Re: *ist D image quality-_Was -Stupid Question #999

2004-10-16 Thread Paul Stenquist
Thanks Herb.
On Oct 16, 2004, at 8:01 AM, Herb Chong wrote:
here the are plugins i use all the time.
Pictographics iCorrect EditLabPro 4.5 www.picto.com
FixerLabs FocusFixer 1.3 www.fixerlabs.com
Extensis Intellihance Pro 4 www.extensis.com
when necessary, i use
Reindeer Graphics Optipix 3.0 www.reindeergraphcis.com
Kodak Digital ROC 1.2 www.asf.com
Visual Infinity Grain Surgery 2.0 www.visinf.com
my workflow consists of
1) copying the files to the hard drive.
2) opening the folder in Thumbs+ and scanning the thumbnails.
3) i'll preview the compositions and look for dust, etc, in the images 
i
like using the Thumbs+ viewer. its color management isn't as good as
Photoshop, so i don't make color judgements.
4) if there are any outstanding shots, i load them into Photoshop CS 
and
work on them right away and save the results as Photoshop files at 
double
resolution (6144x4101)
5) once the outstanding shots are done, i'll go back and look for the 
good
shots and work on them in Photoshop CS. this will include near 
duplicate
compositions and any exposure bracketing. some may be saved at double
resolution and some may be saved at sensor resolution (3008x2008).
6) all off the files that have been converted to Photoshop's native 
format
and i place them into a Thumbs+ gallery.
7) i run a slide show of the gallery contents and evaluate the images
against each other.
8) any that don't stand up as well or are duplicates get reduced if 
they are
at double resolution. the ones i don't like as much this way are 
removed
from the gallery. i'll do 2 or 3 passes like this in a couple of 
minutes.
what's left gets copied into my for printing folder.
9) from the copies in my for printing folder, i make 800x600 
(roughly)
thumbnails for the web and choose my final crop for 11x14, my normal 
print
size.

within Photoshop CS, this is what i normally do:
1) at conversion, set color balance and exposure compensation if 
needed. i
always convert at 6144x4101. other settings in the converter that i 
have
tweaked are saved as the default and used on all images.
2) reduce the resolution to 3008x2008 if there is too much noise or was
taken assuming i would crop to this size. i'll crop to a standard size 
more
often with birding shots where i planned this ahead of time. if the 
image is
slightly tilted or has some things that are distracting at the edges, 
i'll
do straightening and cropping.
3) run Photoshop's Auto Contrast with my particular preferences set 
from the
Levels tool for percent white points and black points
4) if necessary, run Shadow/Highlight
5) run EditLab Pro to correct color balance and saturation. it almost 
always
does the right thing with minor tweaks in saturation and nothing else. 
if it
gets it wrong, i usually cancel the filter and try with Photoshop's 
Photo
Filter and Saturation adjustments
6) run FocusFixer with my standard settings
7) convert to 8-bit/channel mode
8) run Intellihance Pro
9) save as Photoshop

unless the image is a disaster technically but has amazing content, 
most of
the time in Photoshop is spent in waiting for the FocusFixer filter to 
run.
this is the only sharpening filter i own that does a decent job of 
deblur.
unsharp mask is a completely different filter that doesn't deblur but 
does
local contrast enhancement. it is similar in some ways, but different 
in
others. if i didn't have to do the deblur step, it takes my about 2-3
minutes to produce a typical finished image that needs only to be 
cropped
for printing. the deblur filter takes about 8 minutes on the double res
image and about 2 minutes on the normal one.

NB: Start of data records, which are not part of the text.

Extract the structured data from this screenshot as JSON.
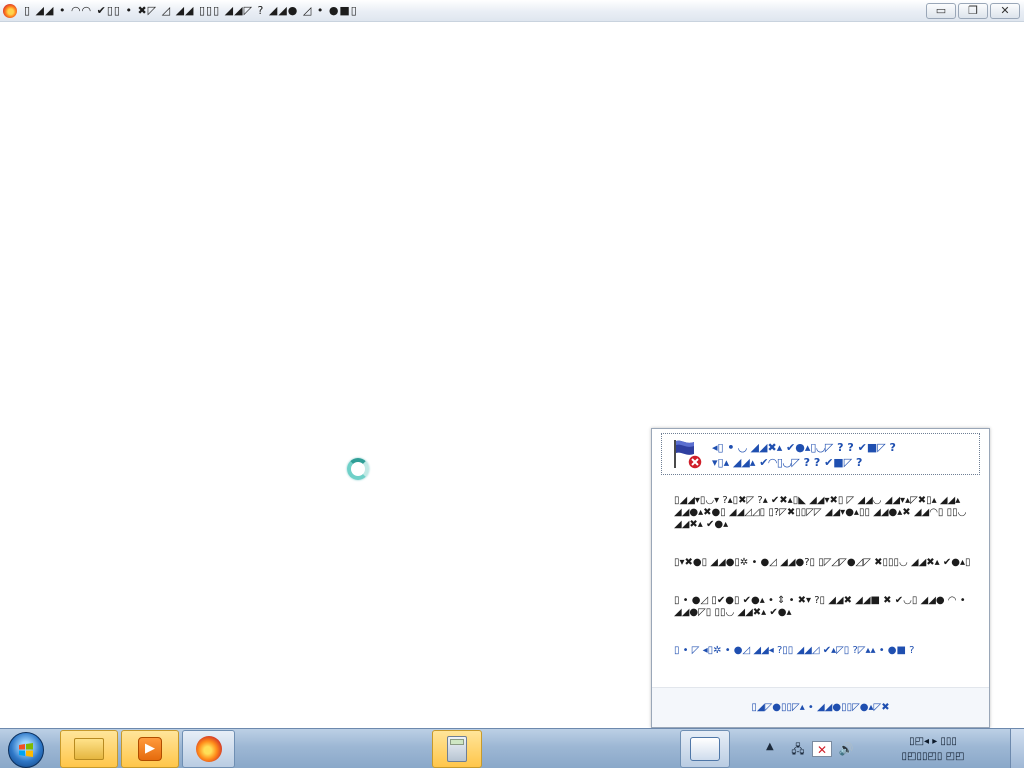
{
  "window": {
    "title": "▯ ◢◢ • ◠◠ ✔▯▯ • ✖◸ ◿ ◢◢ ▯▯▯ ◢◢◸ ? ◢◢● ◿ • ●■▯",
    "minimize_glyph": "▭",
    "maximize_glyph": "❐",
    "close_glyph": "✕"
  },
  "icons": {
    "app": "firefox-icon",
    "spinner": "loading-spinner-icon",
    "flag": "action-center-flag-error-icon",
    "start": "windows-start-icon"
  },
  "balloon": {
    "title_line1": "◂▯ • ◡ ◢◢✖▴ ✔●▴▯◡◸ ? ? ✔■◸ ?",
    "title_line2": "▾▯▴ ◢◢▴ ✔◠▯◡◸ ? ? ✔■◸ ?",
    "messages": [
      "▯◢◢▾▯◡▾ ?▴▯✖◸ ?▴ ✔✖▴▯◣ ◢◢▾✖▯ ◸ ◢◢◡ ◢◢▾▴◸✖▯▴ ◢◢▴ ◢◢●▴✖●▯ ◢◢◿◿▯ ▯?◸✖▯▯◸◸ ◢◢▾●▴▯▯ ◢◢●▴✖ ◢◢◠▯ ▯▯◡ ◢◢✖▴ ✔●▴",
      "▯▾✖●▯ ◢◢●▯✲ • ●◿ ◢◢●?▯ ▯◸◿◸●◿◸ ✖▯▯▯◡ ◢◢✖▴ ✔●▴▯",
      "▯ • ●◿ ▯✔●▯ ✔●▴ • ⇕ • ✖▾ ?▯ ◢◢✖ ◢◢■ ✖ ✔◡▯ ◢◢● ◠ • ◢◢●◸▯ ▯▯◡ ◢◢✖▴ ✔●▴",
      "▯ • ◸ ◂▯✲ • ●◿ ◢◢◂ ?▯▯ ◢◢◿ ✔▴◸▯ ?◸▴▴ • ●■ ?"
    ],
    "footer_link": "▯◢◸●▯▯◸▴ • ◢◢●▯▯◸●▴◸✖"
  },
  "taskbar": {
    "apps": [
      {
        "name": "windows-explorer",
        "active": true
      },
      {
        "name": "windows-media-player",
        "active": false
      },
      {
        "name": "firefox",
        "active": false
      },
      {
        "name": "calculator",
        "active": true
      },
      {
        "name": "network",
        "active": false
      }
    ],
    "tray_arrow": "▲",
    "tray_network": "🖧",
    "tray_flag": "✕",
    "tray_volume": "🔊",
    "clock_line1": "▯◰◂ ▸ ▯▯▯",
    "clock_line2": "▯◰▯▯◰▯ ◰◰"
  },
  "colors": {
    "link_blue": "#1f4fb0",
    "taskbar": "#9db7d4",
    "active_task": "#ffc64a",
    "error_red": "#d01f2a"
  }
}
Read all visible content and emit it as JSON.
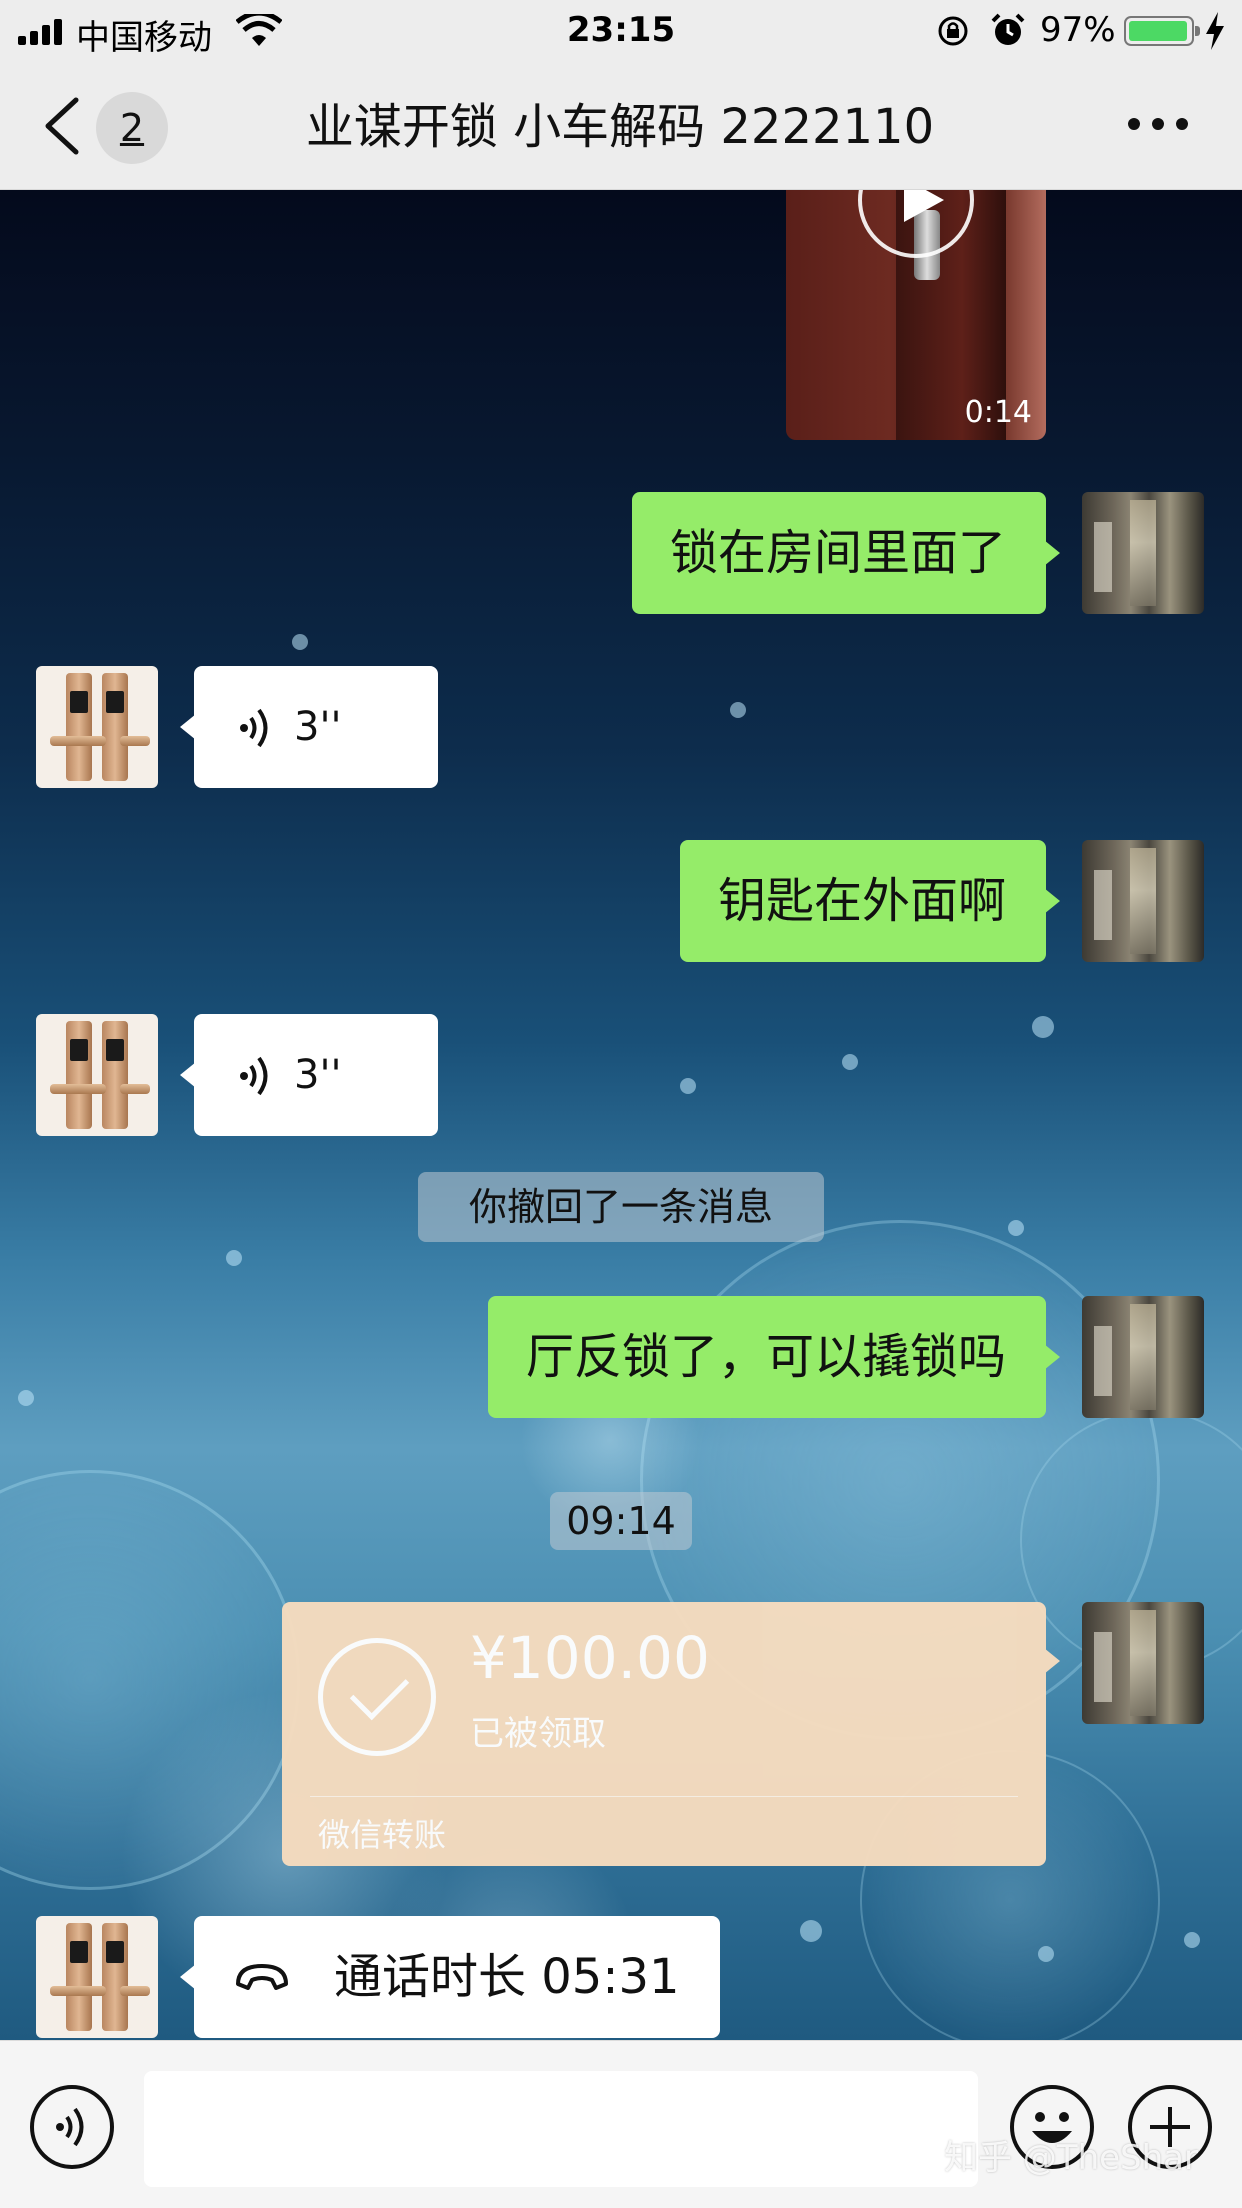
{
  "status_bar": {
    "carrier": "中国移动",
    "time": "23:15",
    "battery_percent": "97%",
    "battery_level": 0.97,
    "icons": [
      "signal-icon",
      "wifi-icon",
      "rotation-lock-icon",
      "alarm-icon",
      "battery-icon",
      "charging-icon"
    ]
  },
  "nav": {
    "back_icon": "chevron-left-icon",
    "unread_badge": "2",
    "title": "业谋开锁 小车解码 2222110",
    "more_icon": "more-dots-icon"
  },
  "messages": {
    "video": {
      "duration": "0:14",
      "icon": "play-icon"
    },
    "msg1": {
      "sender": "me",
      "text": "锁在房间里面了"
    },
    "voice1": {
      "sender": "them",
      "duration": "3''",
      "icon": "voice-wave-icon"
    },
    "msg2": {
      "sender": "me",
      "text": "钥匙在外面啊"
    },
    "voice2": {
      "sender": "them",
      "duration": "3''",
      "icon": "voice-wave-icon"
    },
    "recalled_notice": "你撤回了一条消息",
    "msg3": {
      "sender": "me",
      "text": "厅反锁了，可以撬锁吗"
    },
    "timestamp": "09:14",
    "transfer": {
      "amount": "¥100.00",
      "status": "已被领取",
      "type": "微信转账",
      "icon": "check-circle-icon"
    },
    "call": {
      "sender": "them",
      "text": "通话时长 05:31",
      "icon": "phone-hangup-icon"
    }
  },
  "input_bar": {
    "voice_icon": "voice-input-icon",
    "input_value": "",
    "emoji_icon": "emoji-icon",
    "plus_icon": "plus-icon"
  },
  "watermark": "知乎 @TheShar",
  "colors": {
    "my_bubble": "#95ec69",
    "their_bubble": "#ffffff",
    "transfer_card": "#f6dcbf",
    "header_bg": "#ededed"
  }
}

the pain comes when i have to use Photoshop's clone and healing brush 
tools
to fix minor blemishes caused by dust, trash, other other such 
undesirables
that appear. that will be done after EditLab Pro and before deblur. 
this can
take a long time, but i have few images where it is necessary and 
worth it.
panoramas also take a long time, but most of it is waiting for the 
Pentax
batch converter to run to convert the RAW images to JPEG.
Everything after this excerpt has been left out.